With its campaign against the monorail, the butt-ugly alliance between big money (Martin Selig, Washington Mutual, Equity Office Properties) and neighborhood cranks (the breathless Seattle Weekly) threw a pitchfork-wielding temper tantrum, giving pro-urban voters a clear foil. As a result, the yea-monorail vote can only be read as a pointed response to anti-progress obstinacy. Shutting down the cranks, Seattle voters spelled it out: We're a real city. We want inner-city rapid transit.

The impact of the urban vote was driven home on Tuesday night when famously anti-monorail County Council member Dwight Pelz, who's seeking a Seattle city council seat next year, had a monorail epiphany. His new position? "Build it!" Smart thinking, Dwight. Thanks to the monorail vote, anyone who's considering running for office in Seattle needs to come to terms with the pro-urban voting bloc that announced its presence on November 2.
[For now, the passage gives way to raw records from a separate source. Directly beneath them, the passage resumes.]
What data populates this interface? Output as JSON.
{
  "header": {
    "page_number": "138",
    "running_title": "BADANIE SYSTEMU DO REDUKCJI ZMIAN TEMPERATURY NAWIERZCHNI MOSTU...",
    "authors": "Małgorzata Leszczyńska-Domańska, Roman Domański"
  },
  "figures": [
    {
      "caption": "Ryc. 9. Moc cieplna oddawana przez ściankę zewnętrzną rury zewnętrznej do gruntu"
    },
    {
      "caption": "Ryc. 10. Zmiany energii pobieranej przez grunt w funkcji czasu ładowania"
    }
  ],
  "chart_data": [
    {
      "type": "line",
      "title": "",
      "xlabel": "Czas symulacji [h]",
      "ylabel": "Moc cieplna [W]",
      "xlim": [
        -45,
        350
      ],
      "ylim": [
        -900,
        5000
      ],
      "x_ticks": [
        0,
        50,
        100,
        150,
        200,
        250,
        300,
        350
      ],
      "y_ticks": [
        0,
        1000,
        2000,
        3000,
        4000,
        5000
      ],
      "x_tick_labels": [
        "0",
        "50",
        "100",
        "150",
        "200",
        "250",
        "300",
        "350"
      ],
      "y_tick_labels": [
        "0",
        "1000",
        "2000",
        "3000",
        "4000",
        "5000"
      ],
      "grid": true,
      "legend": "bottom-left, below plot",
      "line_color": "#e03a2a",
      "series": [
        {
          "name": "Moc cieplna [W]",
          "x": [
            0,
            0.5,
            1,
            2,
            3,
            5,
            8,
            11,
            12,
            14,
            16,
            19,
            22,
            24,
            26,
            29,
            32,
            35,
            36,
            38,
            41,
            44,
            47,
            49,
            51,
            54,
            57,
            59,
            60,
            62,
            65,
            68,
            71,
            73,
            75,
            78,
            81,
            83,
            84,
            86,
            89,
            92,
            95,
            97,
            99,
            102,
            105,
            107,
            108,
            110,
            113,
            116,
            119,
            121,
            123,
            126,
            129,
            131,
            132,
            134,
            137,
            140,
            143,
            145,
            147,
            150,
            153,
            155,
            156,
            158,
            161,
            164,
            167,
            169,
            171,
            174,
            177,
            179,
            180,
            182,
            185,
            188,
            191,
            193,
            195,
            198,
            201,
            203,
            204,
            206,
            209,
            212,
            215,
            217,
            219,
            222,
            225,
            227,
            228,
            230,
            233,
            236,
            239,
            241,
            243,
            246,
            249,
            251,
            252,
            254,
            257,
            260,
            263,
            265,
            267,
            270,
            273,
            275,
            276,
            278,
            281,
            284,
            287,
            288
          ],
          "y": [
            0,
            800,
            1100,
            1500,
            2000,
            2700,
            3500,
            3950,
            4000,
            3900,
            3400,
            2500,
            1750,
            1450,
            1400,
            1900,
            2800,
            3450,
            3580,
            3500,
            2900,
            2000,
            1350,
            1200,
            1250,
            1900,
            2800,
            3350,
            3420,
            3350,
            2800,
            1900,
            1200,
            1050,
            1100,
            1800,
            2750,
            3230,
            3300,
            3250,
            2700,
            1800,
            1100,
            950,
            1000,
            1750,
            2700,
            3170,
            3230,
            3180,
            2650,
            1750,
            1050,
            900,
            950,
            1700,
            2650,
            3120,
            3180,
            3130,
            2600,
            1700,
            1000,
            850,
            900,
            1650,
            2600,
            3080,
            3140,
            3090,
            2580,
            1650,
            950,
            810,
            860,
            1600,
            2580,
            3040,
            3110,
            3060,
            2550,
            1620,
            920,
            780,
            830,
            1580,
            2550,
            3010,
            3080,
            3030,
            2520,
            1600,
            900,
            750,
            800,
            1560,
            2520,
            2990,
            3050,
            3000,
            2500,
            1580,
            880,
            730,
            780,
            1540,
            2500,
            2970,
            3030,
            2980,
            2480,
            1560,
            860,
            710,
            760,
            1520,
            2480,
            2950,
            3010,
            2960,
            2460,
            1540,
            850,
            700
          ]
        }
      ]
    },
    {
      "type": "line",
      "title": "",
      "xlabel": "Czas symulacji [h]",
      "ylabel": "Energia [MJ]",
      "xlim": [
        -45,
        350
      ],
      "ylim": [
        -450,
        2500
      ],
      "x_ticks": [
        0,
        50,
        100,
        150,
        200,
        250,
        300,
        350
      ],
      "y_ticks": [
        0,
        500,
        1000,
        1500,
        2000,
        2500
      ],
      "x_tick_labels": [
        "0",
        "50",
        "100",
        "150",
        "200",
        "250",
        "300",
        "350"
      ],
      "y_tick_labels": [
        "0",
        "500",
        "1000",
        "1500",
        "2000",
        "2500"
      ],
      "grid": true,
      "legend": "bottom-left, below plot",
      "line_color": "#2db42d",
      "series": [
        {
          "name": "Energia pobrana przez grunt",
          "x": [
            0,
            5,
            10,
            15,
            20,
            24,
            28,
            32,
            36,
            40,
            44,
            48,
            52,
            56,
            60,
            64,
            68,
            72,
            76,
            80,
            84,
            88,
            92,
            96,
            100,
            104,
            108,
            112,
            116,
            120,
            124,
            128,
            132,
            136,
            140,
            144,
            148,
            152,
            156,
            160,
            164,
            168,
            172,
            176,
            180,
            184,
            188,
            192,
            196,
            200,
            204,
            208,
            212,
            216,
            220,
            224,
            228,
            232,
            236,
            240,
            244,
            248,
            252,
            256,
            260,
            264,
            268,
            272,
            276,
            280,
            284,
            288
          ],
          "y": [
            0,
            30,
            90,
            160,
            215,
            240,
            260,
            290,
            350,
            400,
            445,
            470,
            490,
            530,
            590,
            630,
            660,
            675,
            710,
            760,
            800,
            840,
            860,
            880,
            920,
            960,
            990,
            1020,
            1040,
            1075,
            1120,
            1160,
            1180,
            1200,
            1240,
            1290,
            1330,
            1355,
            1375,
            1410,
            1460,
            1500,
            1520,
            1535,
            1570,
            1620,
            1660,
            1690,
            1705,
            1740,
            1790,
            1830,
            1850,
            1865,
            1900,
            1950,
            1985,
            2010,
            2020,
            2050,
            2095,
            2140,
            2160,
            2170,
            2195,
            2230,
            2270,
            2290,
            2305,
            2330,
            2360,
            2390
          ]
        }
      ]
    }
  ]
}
It's an announcement the national Democratic Party should notice. There's an old rule in political organizing: Don't waste time trying to change people's minds--find the people who already agree with you. For the Democratic party, those are the people who live in cities. (Cities with populations over 500,000 went for Kerry 60 to 39.) Democrats need to cater to this base and support our efforts so that cities, with attractive qualities like rapid transit, grow. Mark my words, the Democratic party will grow in kind.

So, if your morose post-election stupor is startled by the sound of someone whistling, don't shoot me a glare. I'm not celebrating Bush's victory. I'm celebrating Seattle's.